Agencies Combat Ransomware in Digital Health

As the cybersecurity threat landscape expands in the digital era, protecting medical data is becoming an increasing priority across the federal government.

“Because digital transformation is more penetrated across the sector… there are more threats on that infrastructure,” said Centers for Medicare and Medicaid Services CISO Rob Wood during GovernmentCIO Media & Research’s CyberScape: Health Care virtual event. “The interesting thing about the health care sector is that there are different parts that are going digital … and all of them have different maturity curves and unique security challenges and threats.”

With the expansion of the “cyber physical landscape,” there is a greater attack surface for bad actors, noted Jim Jones, director of the Department of Homeland Security Center of Excellence for Criminal Investigations and Network Analysis at George Mason University.

“Criminal hackers are opportunists. They see this opportunity that has been created, so they pivot very quickly,” Jones said. “Criminals are not wed to a particular line of business they’re in, they’re wed to making money. When they see an opportunity, they take advantage of it.”

Jones contributed the rise of ransomware to requiring a minimal skill level and to being able to easily monetize. Because using ransomware creates a “one-to-one” transaction, there is greater value for the attacker.

Additionally, bad actors and adversaries are able to quickly learn environments, then pivot and tailor attacks, said Troy Ament, CISO for health care at Fortinet. Within the health care sector, adversaries have adapted to the electronic health records environment, and they are able to quickly identify vulnerabilities.

“They know that infecting the underlying infrastructure can cause a greater operational downtime, which lends itself to organizations following the money. That’s what the adversaries are about. They’re more likely to pay the ransomes when their operations have been impacted,” Ament said.

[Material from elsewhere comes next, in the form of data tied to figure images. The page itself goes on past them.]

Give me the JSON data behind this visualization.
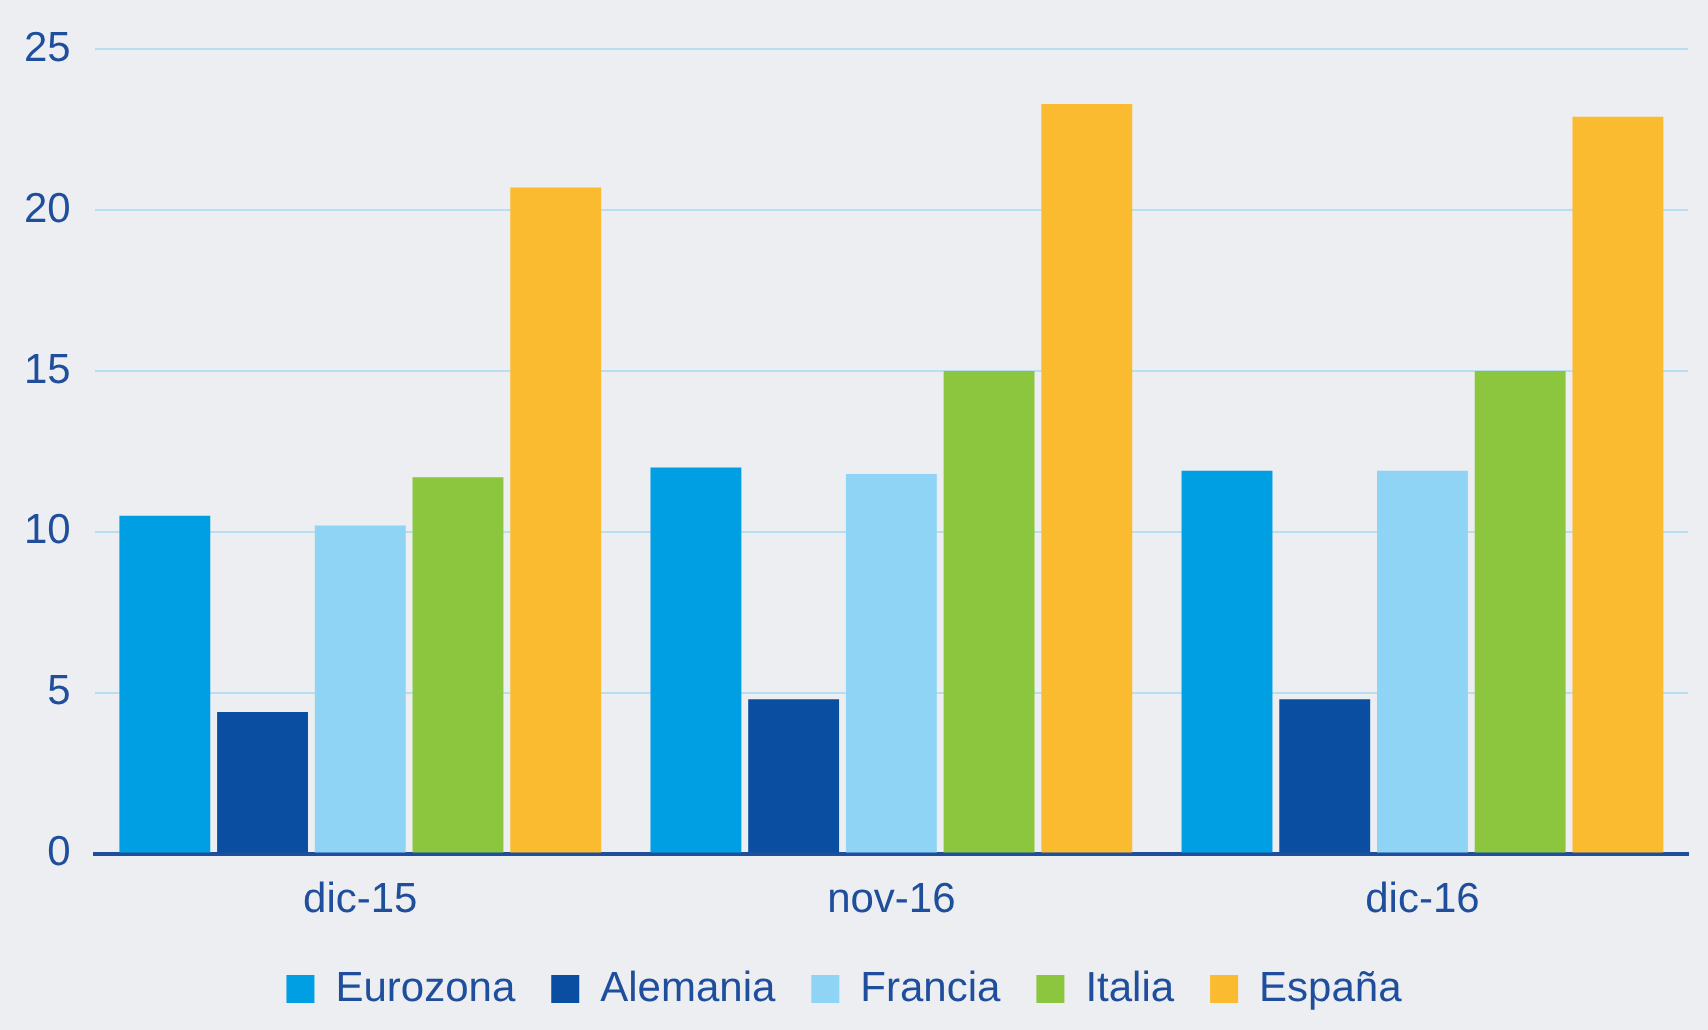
{
  "chart_data": {
    "type": "bar",
    "categories": [
      "dic-15",
      "nov-16",
      "dic-16"
    ],
    "series": [
      {
        "name": "Eurozona",
        "color": "#009fe3",
        "values": [
          10.5,
          12.0,
          11.9
        ]
      },
      {
        "name": "Alemania",
        "color": "#0a4ea2",
        "values": [
          4.4,
          4.8,
          4.8
        ]
      },
      {
        "name": "Francia",
        "color": "#8fd3f5",
        "values": [
          10.2,
          11.8,
          11.9
        ]
      },
      {
        "name": "Italia",
        "color": "#8cc63f",
        "values": [
          11.7,
          15.0,
          15.0
        ]
      },
      {
        "name": "España",
        "color": "#fbbb30",
        "values": [
          20.7,
          23.3,
          22.9
        ]
      }
    ],
    "ylim": [
      0,
      25
    ],
    "yticks": [
      0,
      5,
      10,
      15,
      20,
      25
    ],
    "grid": "y",
    "legend": "bottom"
  }
}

Jones noted that this model of “ransomware as a service” has two primary implications: attackers have the ability to specialize expertise and they’re incredibly resilient. With the potential of increased cyber strikes, it’s important that organizations “get the basics right,” Wood said.

This includes having a strong security foundation before integrating new technologies, like being able to recover in the event of backups, ensure that there’s monitoring and isolate attacks.

“Basics are good, but at the same time, you have to move toward design principles like zero trust, which is interesting for threats like ransomware,” Wood said. “With microsegmentation and time-based, limited access to things, you could potentially slow the propagation of malware strains if something gets into your environment.”

Wood recommended that organizations take a threat model-based approach to better understand its most critical systems or operations, whether it be functionality, data or users, then work concentrically around these priority areas to gain the greatest impact and value.

“It’s smaller, isolated work that you can get done quickly, show return on investment and also protect what really matters,” Wood said.

Vulnerability and patch management and multi-factor authentication should be cornerstones of security strategies, Ament said. In order to ensure these components are in place, organizations should measure preparedness through tabletop exercises, adversarial analyses and maturity models, Wood added.

“The point is getting away from squishy measurements and getting toward something that’s more objective and repeatable to figure out where you are now, where you want to go and what you need to get there,” Wood said.